Characterizing Per-Node Memory Failures Using Benford’s Law
Reliability and Resiliency
TimeSunday, 14 November 202112:20pm - 12:30pm CST
DescriptionFault tolerance is a key challenge as high performance computing systems continue to increase component counts, individual component reliability decreases, and hardware and software complexity increases. To better understand the potential impacts of failures on next-generation systems, significant effort has been devoted to collecting, characterizing and analyzing failures on current systems. These studies require large volumes of data and complex analysis in an attempt to identify statistical properties of the failure data. In this paper, we examine the lifetime of failures on the Cielo supercomputer that was located at Los Alamos National Laboratory, looking specifically at the per-node time between faults.
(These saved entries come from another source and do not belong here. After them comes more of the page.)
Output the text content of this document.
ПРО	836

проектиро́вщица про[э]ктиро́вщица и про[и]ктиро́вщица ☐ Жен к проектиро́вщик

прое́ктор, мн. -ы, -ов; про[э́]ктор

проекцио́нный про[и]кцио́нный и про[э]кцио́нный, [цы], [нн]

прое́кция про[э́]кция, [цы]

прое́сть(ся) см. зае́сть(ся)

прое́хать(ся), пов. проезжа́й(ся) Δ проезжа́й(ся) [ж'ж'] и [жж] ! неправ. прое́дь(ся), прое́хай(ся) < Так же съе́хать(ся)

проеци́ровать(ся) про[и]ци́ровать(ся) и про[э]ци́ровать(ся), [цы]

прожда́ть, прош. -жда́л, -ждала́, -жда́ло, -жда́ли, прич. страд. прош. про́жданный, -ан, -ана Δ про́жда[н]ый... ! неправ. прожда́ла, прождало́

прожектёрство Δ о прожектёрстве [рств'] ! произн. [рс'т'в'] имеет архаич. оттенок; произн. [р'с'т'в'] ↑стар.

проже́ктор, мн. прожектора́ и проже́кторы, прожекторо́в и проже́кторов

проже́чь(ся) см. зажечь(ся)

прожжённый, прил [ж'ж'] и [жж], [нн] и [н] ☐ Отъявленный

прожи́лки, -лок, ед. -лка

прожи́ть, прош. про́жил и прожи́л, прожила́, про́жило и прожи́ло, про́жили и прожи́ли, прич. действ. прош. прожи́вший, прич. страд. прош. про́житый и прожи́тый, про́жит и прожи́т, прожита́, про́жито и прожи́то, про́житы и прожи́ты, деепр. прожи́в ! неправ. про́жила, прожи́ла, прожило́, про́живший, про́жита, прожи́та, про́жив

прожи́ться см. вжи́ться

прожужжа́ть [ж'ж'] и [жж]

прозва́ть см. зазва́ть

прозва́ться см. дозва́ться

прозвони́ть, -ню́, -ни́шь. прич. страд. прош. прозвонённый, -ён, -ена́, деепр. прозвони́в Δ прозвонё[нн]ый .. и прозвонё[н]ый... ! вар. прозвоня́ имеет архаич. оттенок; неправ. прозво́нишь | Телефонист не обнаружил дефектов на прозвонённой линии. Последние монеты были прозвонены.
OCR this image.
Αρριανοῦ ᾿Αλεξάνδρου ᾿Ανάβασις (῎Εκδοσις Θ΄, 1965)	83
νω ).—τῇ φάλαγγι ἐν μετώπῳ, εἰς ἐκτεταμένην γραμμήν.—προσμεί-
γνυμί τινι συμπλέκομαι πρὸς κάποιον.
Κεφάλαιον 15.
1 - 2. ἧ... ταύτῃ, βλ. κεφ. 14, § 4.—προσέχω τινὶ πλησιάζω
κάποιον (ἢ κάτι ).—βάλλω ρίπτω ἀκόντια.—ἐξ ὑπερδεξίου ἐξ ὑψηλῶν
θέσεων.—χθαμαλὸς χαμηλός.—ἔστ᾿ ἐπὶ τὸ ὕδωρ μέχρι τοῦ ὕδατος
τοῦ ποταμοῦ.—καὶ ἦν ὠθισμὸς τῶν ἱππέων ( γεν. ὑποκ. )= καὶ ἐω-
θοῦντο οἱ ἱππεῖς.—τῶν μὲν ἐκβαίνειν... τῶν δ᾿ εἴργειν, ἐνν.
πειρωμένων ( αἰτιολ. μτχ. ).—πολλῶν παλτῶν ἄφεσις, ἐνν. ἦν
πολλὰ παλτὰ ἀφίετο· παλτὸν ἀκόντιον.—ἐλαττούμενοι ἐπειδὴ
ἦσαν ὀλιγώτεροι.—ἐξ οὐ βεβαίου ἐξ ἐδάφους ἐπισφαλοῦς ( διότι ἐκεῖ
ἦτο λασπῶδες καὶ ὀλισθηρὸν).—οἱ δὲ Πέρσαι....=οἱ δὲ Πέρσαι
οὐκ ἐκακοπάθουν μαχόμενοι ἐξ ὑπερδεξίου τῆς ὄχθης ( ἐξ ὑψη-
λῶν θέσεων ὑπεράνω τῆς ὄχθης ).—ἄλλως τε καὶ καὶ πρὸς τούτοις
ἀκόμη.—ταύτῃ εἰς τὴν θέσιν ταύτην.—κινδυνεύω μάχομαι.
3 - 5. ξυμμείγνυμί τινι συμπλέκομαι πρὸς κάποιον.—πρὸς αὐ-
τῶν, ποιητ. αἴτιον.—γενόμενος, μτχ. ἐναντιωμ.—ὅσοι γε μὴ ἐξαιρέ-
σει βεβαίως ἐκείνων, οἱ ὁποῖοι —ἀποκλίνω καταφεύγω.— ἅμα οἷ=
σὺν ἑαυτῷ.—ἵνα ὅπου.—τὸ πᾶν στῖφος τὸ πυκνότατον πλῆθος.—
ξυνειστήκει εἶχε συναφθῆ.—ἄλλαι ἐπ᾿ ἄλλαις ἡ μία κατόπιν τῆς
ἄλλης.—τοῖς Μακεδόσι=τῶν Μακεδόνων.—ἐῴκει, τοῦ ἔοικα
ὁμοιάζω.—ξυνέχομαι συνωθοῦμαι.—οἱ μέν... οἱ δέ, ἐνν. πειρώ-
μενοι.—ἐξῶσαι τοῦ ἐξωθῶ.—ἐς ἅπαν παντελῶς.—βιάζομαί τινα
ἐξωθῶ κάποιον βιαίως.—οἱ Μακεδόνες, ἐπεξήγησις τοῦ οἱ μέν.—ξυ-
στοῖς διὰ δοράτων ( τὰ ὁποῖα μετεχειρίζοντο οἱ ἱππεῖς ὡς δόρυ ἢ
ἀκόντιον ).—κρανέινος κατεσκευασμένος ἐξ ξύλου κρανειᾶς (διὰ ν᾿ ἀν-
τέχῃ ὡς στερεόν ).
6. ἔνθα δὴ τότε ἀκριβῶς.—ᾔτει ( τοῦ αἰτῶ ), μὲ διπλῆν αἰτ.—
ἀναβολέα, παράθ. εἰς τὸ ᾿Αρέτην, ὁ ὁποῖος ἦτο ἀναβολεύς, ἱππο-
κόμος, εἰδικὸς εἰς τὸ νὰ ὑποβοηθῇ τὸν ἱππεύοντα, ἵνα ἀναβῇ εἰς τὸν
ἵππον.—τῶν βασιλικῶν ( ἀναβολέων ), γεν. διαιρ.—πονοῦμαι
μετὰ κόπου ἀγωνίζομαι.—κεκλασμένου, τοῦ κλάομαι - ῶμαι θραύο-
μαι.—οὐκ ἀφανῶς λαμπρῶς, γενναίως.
Through this analysis, we show that the time between correctable faults on nodes obeys Benford’s law, This law applies to a number of naturally occurring collections of numbers and states that the leading digit is more likely to be small, for example a leading digit of 1 is more likely than 9. This is in contrast to previous work that examined the interarrival time for correctable faults on the entire machine, which do not obey Benford’s law. This initial work provides critical analysis on the distribution of times between failures for extreme-scale systems. More specifically, the distributed analysis technique outlined in this work has the potential for significantly lower overheads than the centralized approach described in previous work. Also, this work enables a simple form of distributed failure prediction that can be utilized to lower failure mitigation overheads.